Proof: Denote $f:\operatorname{GL}_n(\mathbb{R})\to \operatorname{GL}_n(\mathbb{R}),A\mapsto AA^t-I_n$
We show that $\forall A \in \operatorname{GL}_n(\mathbb{R}) $the image of the tangent map $f_{*{A}}$ is all the $n\times n$ symmetric matrices.
Take a curve $\sigma:(-\varepsilon,\varepsilon)\rightarrow \operatorname{GL}_n(\mathbb{R}) $ satisfying $\sigma(0)=A$ then $\frac{d}{dt}|_{t=0}f(\sigma(t))=A^t\dot{\sigma}(0)+(\dot{\sigma}(0))^tA$,which is a symmetric matrix.
Conversely, given any symmetric matrix $B=C+C^t$, let $\sigma (t)=A+(CA^{-1})^t$, it is easy to check that $\sigma (0)=A$ and that $\frac{d}{dt}|_{t=0}f(\sigma(t))=B$. Hence we get $$\operatorname{rank}f=\operatorname{rank}f_{*{A}}$$
By Regular Value Theorem ,we know that $O_n(\mathbb{R})$ is a regular submanifold of $\operatorname{GL}_n(\mathbb{R})$ with dimension of $\frac{n^2-n}{2}$.

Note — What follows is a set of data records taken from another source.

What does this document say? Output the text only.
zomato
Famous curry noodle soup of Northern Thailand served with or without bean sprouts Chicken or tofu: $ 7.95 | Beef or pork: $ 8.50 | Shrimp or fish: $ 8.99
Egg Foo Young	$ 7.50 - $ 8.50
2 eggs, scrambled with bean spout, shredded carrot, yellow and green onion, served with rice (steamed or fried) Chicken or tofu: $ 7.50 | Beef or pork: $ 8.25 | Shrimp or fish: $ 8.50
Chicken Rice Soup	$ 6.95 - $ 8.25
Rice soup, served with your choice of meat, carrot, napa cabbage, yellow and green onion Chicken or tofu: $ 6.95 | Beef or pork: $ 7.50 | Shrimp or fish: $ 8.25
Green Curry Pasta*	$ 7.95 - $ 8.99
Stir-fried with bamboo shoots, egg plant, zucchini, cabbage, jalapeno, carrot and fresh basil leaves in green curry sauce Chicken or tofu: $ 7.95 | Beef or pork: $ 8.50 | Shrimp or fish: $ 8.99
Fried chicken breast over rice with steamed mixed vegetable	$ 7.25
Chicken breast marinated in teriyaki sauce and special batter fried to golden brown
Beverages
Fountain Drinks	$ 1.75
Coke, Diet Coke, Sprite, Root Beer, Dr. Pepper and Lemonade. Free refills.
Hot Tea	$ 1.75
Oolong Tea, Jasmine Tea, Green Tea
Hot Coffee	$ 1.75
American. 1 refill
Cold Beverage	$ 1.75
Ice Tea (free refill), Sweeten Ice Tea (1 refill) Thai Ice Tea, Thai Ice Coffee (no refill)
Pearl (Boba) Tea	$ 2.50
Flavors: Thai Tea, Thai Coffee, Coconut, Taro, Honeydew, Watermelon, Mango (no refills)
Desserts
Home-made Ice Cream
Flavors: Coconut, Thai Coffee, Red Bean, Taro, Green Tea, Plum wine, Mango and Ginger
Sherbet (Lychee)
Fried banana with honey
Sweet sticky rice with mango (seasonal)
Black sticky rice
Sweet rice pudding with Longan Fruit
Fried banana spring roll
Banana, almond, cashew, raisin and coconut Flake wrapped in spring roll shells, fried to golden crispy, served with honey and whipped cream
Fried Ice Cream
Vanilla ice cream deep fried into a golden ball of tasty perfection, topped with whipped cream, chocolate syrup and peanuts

Question:I have no problem with the proof. My question here is that is there any other way to calculate the rank of $f$ without using $\operatorname{rank}f=\operatorname{rank}f_{*{A}}$ ? For example, use Kronecker product to explicitly show what $f\in \operatorname{map}(\mathbb{R}^{n^2},\mathbb{R}^{n^2})$ looks like.
Upgrade: I think I should restate my question. For example, define $T:GL_n(\mathbb{R})\rightarrow GL_n(\mathbb{R}),X\mapsto AX$, then under a basis $T$ has the form $A\otimes I_n$
My question is: does $T':X\mapsto XX^t$ have a similar form?